My thanks to Katja Grace and Amanda House for their help in preparing the elaborated project guides, and to the many people who contributed research project ideas to this list, including Nick Beckstead, Nick Bostrom, Paul Christiano, Daniel Dewey, Benja Fallenstein, Robin Hanson, Katja Grace, Louie Helm, Anna Salamon, Anders Sandberg, Carl Shulman, Qiaochu Yuan, Eliezer Yudkowsky, and probably several people whose contributions I’m forgetting. Additional project suggestions are welcome. Also see List of Multipolar Research Projects at AI Impacts, with which my own list has some overlap.


  1. says

    This is a really impressive list of projects. Kudos for writing it.

    These two posts by Will MacAskill may contain ideas for further philosophy projects.

    The formulation of Phil Project 3 is a bit misleading. The paradoxes of population ethics cannot be “solved”: results by Arrhenius (and others, notably Blackorby, Bossert & Donaldson 2003) show that there is no theory of population which can simultaneously satisfy a number of apparent conditions of adequacy. The problem consists of determining whether these results imply that no adequate theory of population exists, or whether failure to meet some of these conditions should not by itself be regarded as a decisive reason for rejecting a theory.

    • says

      These are interesting questions, but (and this may be ridiculously obvious) I’m not sure what the relationship is between population ethics and superintelligence. Is it a question of “we should solve population ethics before we move to si,” or is there some direct connection that limits si?

      • Gram Stone says

        I just finished reading Superintelligence, so I think I can give you some insight.

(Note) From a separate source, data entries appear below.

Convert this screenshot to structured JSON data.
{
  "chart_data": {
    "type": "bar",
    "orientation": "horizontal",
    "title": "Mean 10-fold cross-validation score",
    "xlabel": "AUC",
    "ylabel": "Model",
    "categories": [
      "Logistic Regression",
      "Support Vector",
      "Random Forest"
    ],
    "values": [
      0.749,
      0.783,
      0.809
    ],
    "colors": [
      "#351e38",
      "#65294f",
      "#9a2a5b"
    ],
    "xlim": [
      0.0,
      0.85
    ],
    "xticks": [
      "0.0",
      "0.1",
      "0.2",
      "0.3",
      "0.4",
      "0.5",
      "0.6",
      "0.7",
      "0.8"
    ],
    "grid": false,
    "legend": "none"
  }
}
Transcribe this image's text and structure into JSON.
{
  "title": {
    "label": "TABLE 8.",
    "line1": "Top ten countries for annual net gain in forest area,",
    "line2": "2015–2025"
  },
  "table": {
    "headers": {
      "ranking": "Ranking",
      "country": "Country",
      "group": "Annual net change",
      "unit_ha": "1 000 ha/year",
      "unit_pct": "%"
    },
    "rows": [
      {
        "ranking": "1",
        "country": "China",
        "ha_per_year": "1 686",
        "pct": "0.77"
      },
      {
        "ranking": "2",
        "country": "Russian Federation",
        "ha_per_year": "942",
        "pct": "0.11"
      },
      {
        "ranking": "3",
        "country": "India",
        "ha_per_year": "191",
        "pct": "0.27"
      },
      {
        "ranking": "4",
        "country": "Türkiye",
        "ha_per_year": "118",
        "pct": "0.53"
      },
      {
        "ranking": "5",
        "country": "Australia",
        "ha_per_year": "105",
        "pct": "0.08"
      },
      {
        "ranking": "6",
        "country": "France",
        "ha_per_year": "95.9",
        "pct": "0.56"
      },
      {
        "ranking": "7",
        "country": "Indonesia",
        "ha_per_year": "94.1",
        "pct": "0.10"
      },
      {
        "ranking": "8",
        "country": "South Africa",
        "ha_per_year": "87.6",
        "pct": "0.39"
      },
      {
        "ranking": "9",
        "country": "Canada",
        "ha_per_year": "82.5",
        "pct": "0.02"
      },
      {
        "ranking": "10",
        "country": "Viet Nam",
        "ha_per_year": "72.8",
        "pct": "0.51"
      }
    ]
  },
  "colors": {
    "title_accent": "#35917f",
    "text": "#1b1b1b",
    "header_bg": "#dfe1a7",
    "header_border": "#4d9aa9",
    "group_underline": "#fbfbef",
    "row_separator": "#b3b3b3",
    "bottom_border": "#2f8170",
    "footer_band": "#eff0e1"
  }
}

        One example I can think of from the book in which population ethics is relevant is a scenario in which there is a population explosion of whole-brain emulations and selective pressures result in a preponderance of emulations that are willing to work long hours for little pay and even delete themselves (commit suicide) for productivity’s sake. Templates of suicidal workers would remain even if their instances are constantly destroyed, so what we conceive of as ‘death’ does not actually decrease the emulation’s reproductive fitness. After enough time, this would drive all emulations down to subsistence, each emulation barely capable of paying for the hardware and energy it takes to keep it alive. Normal humans would be out-competed well before this. This means that we need policies (and enforcement mechanisms for those policies) to prevent the population of emulations from going out of control, and to prevent the rights of emulations from being violated. On the other hand, there are clear ethical issues with limiting the ability of individuals to reproduce, and this will also probably complicate the enforcement of any policies that are implemented. Neither a future in which we live in a Malthusian state nor one in which our population is strictly controlled by a totalitarian regime is desirable: this is the relevance of population ethics. A compromise must be found, because neither extreme solution will work. It’s especially important because the whole-brain-emulation path, though fraught with risks as the other paths are, is perhaps one of the most promising in terms of solving the FAI problem.

        There may be other examples that I can’t remember right now.